While Missouri residents might be sharing a collective high-five about the lack of mosquitoes, George warns that it could have consequences."It makes life difficult for birds that eat them," he said. "Insects provide a huge part of the food web. Anything dependent on them will have a rougher time."
Avian ecologist John Faaborg said birds are clearly suffering from a lack of insect food this summer, noting that his bird feeders have been swarmed with hungry birds this season.

extreme heat kills off insects that birds depend on

"Normally I don't even feed in the summertime, and I have had incredible traffic at my bird feeders," Faaborg said. He said he has seen a tremendous number of cardinals, chickadees and woodpeckers in his backyard — birds that usually only eat insects at this point in the season. While these birds can rely on seeds, limited food intake will make reproductive success challenging as they only feed insects to their babies.

The problem is even greater for migratory birds like warblers, tanagers and thrushes, which only eat insects and berries. Both of these food sources will be hard to find this summer because of the drought, Faaborg said.
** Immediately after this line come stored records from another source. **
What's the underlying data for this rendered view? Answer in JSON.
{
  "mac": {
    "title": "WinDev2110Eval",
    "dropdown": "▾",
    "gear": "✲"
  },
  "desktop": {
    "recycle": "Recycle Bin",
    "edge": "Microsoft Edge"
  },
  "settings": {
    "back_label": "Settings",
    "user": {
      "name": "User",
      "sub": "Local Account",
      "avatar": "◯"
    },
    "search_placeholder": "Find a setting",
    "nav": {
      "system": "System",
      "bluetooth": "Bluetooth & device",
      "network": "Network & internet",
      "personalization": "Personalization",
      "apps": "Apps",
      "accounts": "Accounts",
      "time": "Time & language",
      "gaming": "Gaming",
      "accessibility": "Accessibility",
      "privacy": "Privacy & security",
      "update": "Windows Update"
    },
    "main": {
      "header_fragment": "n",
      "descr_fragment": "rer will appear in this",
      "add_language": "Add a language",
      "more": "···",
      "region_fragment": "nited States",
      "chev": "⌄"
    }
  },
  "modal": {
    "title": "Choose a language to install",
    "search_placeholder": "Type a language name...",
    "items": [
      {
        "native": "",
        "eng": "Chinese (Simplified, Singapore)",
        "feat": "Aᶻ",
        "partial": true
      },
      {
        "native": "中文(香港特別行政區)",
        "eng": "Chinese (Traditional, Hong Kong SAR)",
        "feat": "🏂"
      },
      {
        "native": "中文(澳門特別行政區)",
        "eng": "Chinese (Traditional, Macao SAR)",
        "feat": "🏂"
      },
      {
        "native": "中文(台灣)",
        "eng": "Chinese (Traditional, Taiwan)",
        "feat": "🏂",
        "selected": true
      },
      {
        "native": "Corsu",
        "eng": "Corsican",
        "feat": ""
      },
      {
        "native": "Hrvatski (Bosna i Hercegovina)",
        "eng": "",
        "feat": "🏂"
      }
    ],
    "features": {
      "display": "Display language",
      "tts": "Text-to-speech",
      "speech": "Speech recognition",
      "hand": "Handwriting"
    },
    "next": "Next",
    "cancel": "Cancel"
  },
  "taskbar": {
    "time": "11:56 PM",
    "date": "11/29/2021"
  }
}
While these species were probably fine during the beginning of the season, Faaborg said he expects they are having a much harder time now that the area is in a drought. These birds migrate to the area to breed, producing two or three broods in a season, then migrate south for the cold winter months. A drought makes nesting challenging, and birds may only be able to have one brood. Faaborg said late-nesting species and birds that are trying to renest are having the most trouble.

Keeping bird feeders full will alleviate some of the problems for seed eaters, Faaborg said, but little can be done to help most wild birds.Even hummingbirds are less present in Columbia this summer. Missouri residents can usually catch a glimpse of tiny ruby-throated hummingbirds during the summer by putting out feeders filled with sweet syrup, Figg said. The drought, however, has changed this."Hummingbirds are just not coming to feeders this season," he said. "Feeders are getting hot rather quickly — and hummingbirds are staying closer to rivers and streams where they can stay cooler and have easy access to water."

Even bodies of water aren't safe from drought conditions. Prolonged extreme heat can kill entire populations of fish in ponds and lakes — a natural occurrence called a "fish kill."
Fish kills occur when a body of water goes anoxic, meaning it lacks the amount of oxygen needed to support life. When a body of water's temperature increases, its level of life-sustaining oxygen decreases.

lake going anoxic----fish kill to follow

Although fish can typically survive heightened temperatures in larger bodies of water, droughts can cause shallow bodies like ponds to heat up so significantly that some species can't survive. Catfish, bluegill and bass are some of the species most often wiped out by fish kills, though other species might lose about half of their populations, George said.

Fish kills aren't uncommon in Missouri. There have been four or five fish kills reported across the state this summer, which is not atypical, said Paul Calvert, fisheries field director for the conservation department.Calvert said Missouri might see more fish kills than usual this season, adding that there is nothing people can do to stop fish kills from occurring in backyard ponds and small bodies of water.